Evidence Rating Level: 2 (Good)
Study Rundown: Unintended pregnancies comprise approximately half of all pregnancies in the United States. Women who are unmarried, less than 15 years old, and of lower socioeconomic status are more likely to experience unplanned pregnancy. While many unplanned pregnancies are also undesired and are terminated, continued pregnancies are associated with significant infant and maternal morbidity. As such, significant efforts have been made to increase the use of LARC, such as intrauterine devices (IUDs) and implants, to decrease the rate of undesired pregnancies. Previous research demonstrated that risk of pregnancy in women using a LARC method is significantly lower than in women using less effective methods, such as oral contraception (OCP) and condoms. However, the population-level effects of choices regarding contraception have been less well studied. In the present work, authors performed simulations to evaluate the impact of adoption of any contraceptive method among non-users and the impact of choice of method among current users. They found that adoption of any method of contraception among non-users was associated with a greater reduction in the incidence of unintended pregnancy than adoption of LARC among users of less effective methods.
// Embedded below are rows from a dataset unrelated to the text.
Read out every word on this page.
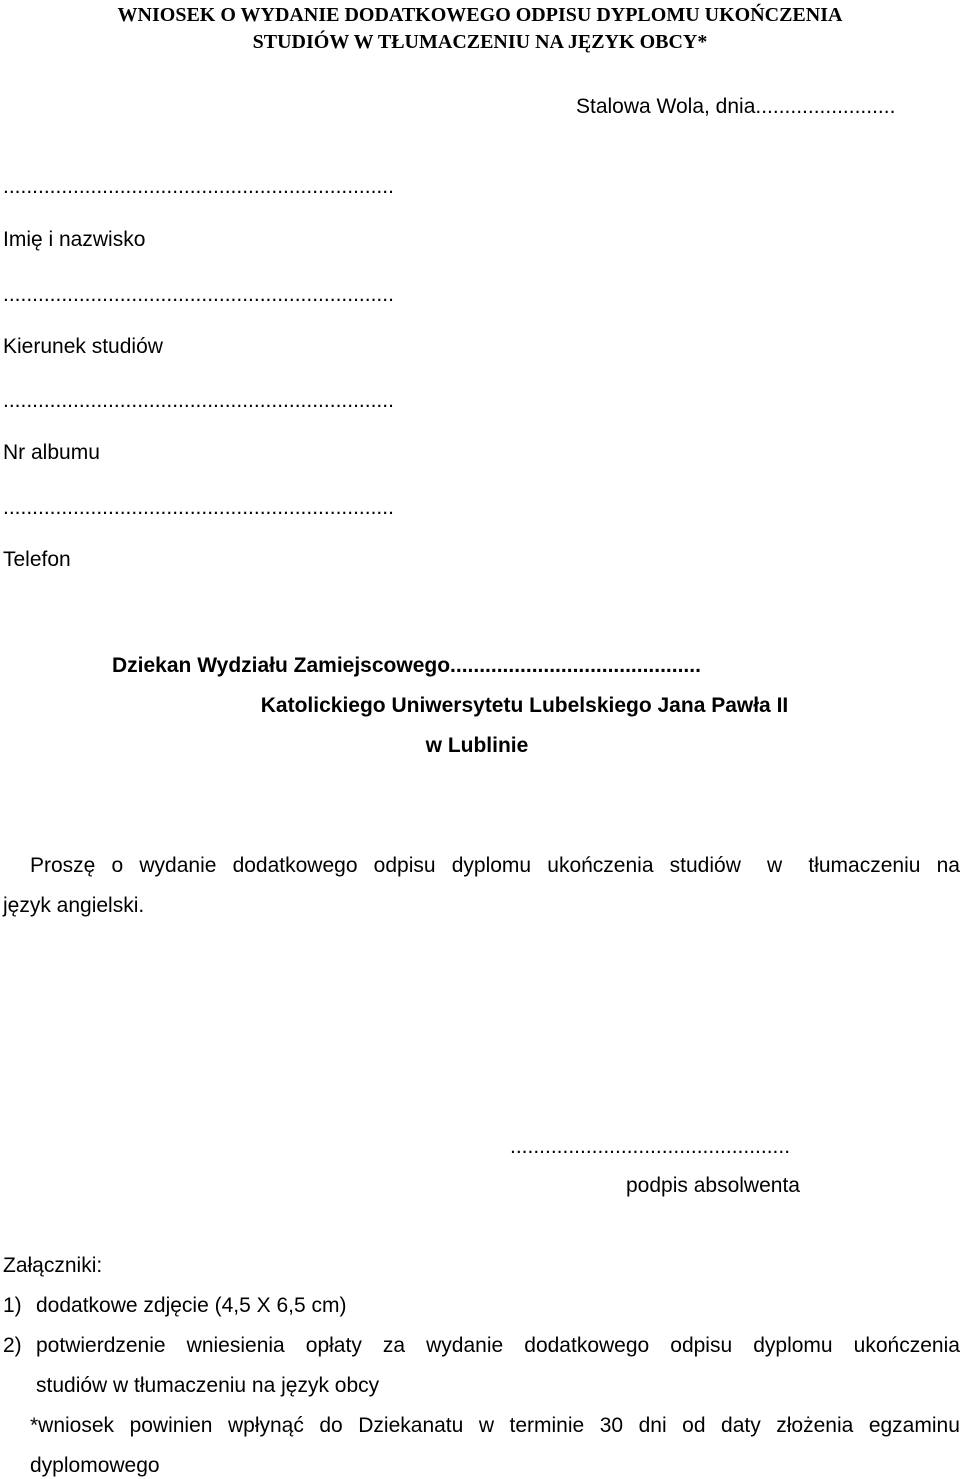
WNIOSEK O WYDANIE DODATKOWEGO ODPISU DYPLOMU UKOŃCZENIA
STUDIÓW W TŁUMACZENIU NA JĘZYK OBCY*
Stalowa Wola, dnia........................
...................................................................
Imię i nazwisko
...................................................................
Kierunek studiów
...................................................................
Nr albumu
...................................................................
Telefon
Dziekan Wydziału Zamiejscowego...........................................
Katolickiego Uniwersytetu Lubelskiego Jana Pawła II
w Lublinie
Proszę o wydanie dodatkowego odpisu dyplomu ukończenia studiów w tłumaczeniu na
język angielski.
................................................
podpis absolwenta
Załączniki:
1) dodatkowe zdjęcie (4,5 X 6,5 cm)
2) potwierdzenie wniesienia opłaty za wydanie dodatkowego odpisu dyplomu ukończenia
studiów w tłumaczeniu na język obcy
*wniosek powinien wpłynąć do Dziekanatu w terminie 30 dni od daty złożenia egzaminu
dyplomowego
Strengths of the study included model parameters based on national data and real-world behaviors. The study was limited by simulated model variables and lack of data regarding women’s pregnancy intentions. Population-based prospective studies are needed to evaluate the accuracy of the results of these simulations and better tailor family planning interventions.
In-Depth [population-based study]: This population-based simulation evaluated the population-level effects of contraceptive adoption and method among 50,000 unmarried individuals. Model parameters included demographics, sexual activity, contraceptive behavior and fecundity. Contraceptive method was categorized into non-use; LARC, which included IUD, implants, and injectables; and OCP, patch or vaginal ring. The primary outcome of interest was probability of pregnancy within 12 sexually active months.
Models assuming adoption of a contraceptive method among 5% of those not currently using contraception predicted a 6.3%, 10.3%, and 12.7% decrease in pregnancy rate among those adopting condom; pill, patch or vaginal ring, and LARC use respectively. The rate reduction when 5% of condom users and pill, patch or ring users switched to LARC was only 3.6% and 1.7% respectively.